İklim değişikliği sebebiyle insan-hayvan çatışmasının yaşandığını anlatan Evcin, “Bu yüzden yaban hayvanlarının ya da ayıların getirmiş olduğu insan-hayvan çatışmasının iklim değişikliğinin bir sonucu olarak karşımıza çıkıyor. İnsan yaban hayatının aslında en önemli örneklerinden bir tanesi olan boz ayı, bu dönemlerde özellikle kış dönemine yakın zamanlarda hatta kış uykusuna yaklaştığı dönemde yağlanması ve kış dönemine geçmesi için çok fazla besin tüketiyor. Bu çerçevede besin tükettiği için hayvan çok fazla geziyor dağda. Özellikle sahada tek başımıza gezmememiz gerekiyor. Tek başımıza dolaşmamamız lazım. Eğer dolaşmamız gerekecekse sahada dolaşırken ses yapmaya dikkat etmemiz gerekiyor. Ani sürpriz karşılaşmadan uzak kalmamız gerekiyor.
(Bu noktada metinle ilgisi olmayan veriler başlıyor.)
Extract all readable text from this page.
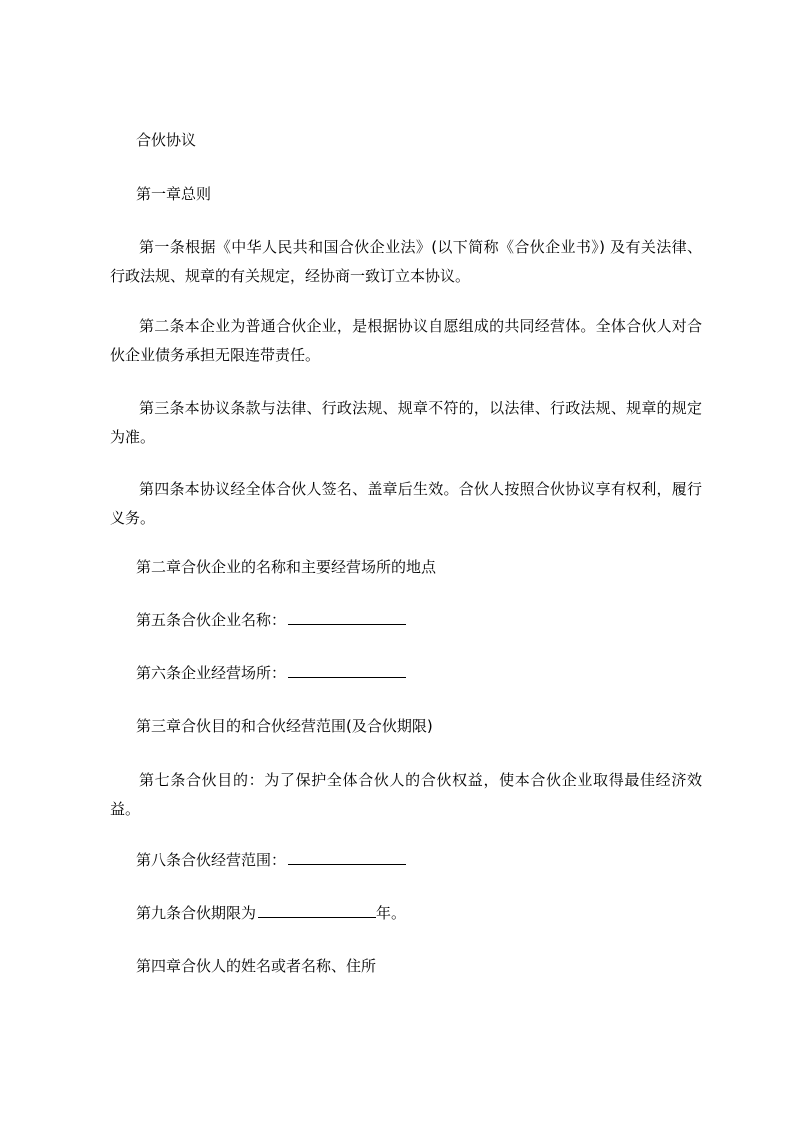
合伙协议
第一章总则
第一条根据《中华人民共和国合伙企业法》(以下简称《合伙企业书》) 及有关法律、行政法规、规章的有关规定，经协商一致订立本协议。
第二条本企业为普通合伙企业，是根据协议自愿组成的共同经营体。全体合伙人对合伙企业债务承担无限连带责任。
第三条本协议条款与法律、行政法规、规章不符的，以法律、行政法规、规章的规定为准。
第四条本协议经全体合伙人签名、盖章后生效。合伙人按照合伙协议享有权利，履行义务。
第二章合伙企业的名称和主要经营场所的地点
第五条合伙企业名称：
第六条企业经营场所：
第三章合伙目的和合伙经营范围(及合伙期限)
第七条合伙目的：为了保护全体合伙人的合伙权益，使本合伙企业取得最佳经济效益。
第八条合伙经营范围：
第九条合伙期限为	年。
第四章合伙人的姓名或者名称、住所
Bizim nasıl evimize yabancı birisi girdiği zaman hissediyorsak, ayının da evi orman oluyor. Doğal olarak bu çerçevede ormana girdiği zaman bir canlı, ayı bunu hissediyor. Eğer siz, ormana girdiğinizi ayıya hissettirirseniz sizin ormanda olduğunu hayvan bilirse nispeten sürpriz bir karşılaşmadan uzak kalmış olursunuz. Hayvanda sizden uzak durmak isteyecektir. Özellikle yaban hayvanları ile karşılaşmadan önce yani ormana giriyorsanız eğer mantar toplamak için ya da böğürtlen ya da kuşburnu toplamak için olabilir, bu niyetle ormana gidiyorsanız tek başınıza gitmemenizi öneriyoruz. Eğer gidiyorsanız da mutlaka gittiğiniz yerin bilgisini verin, buralarda bulunacağım diye konum bilgisi verin, yaban hayvanlarıyla sürpriz karşılaşmadan kaçırmak için mutlaka ses çıkartın ya da şarkı söyleyin, arkadaşınız ile telefon ile konuşabilirsiniz. O hayvan sizin oradaki varlığınızı bilsin ve en azından sizden uzak durulması gerektiğini hissetsin” şeklinde konuştu. “Yiyecek bulamadıkları için hayvanlar, ev atıklarına gelmeye başladı”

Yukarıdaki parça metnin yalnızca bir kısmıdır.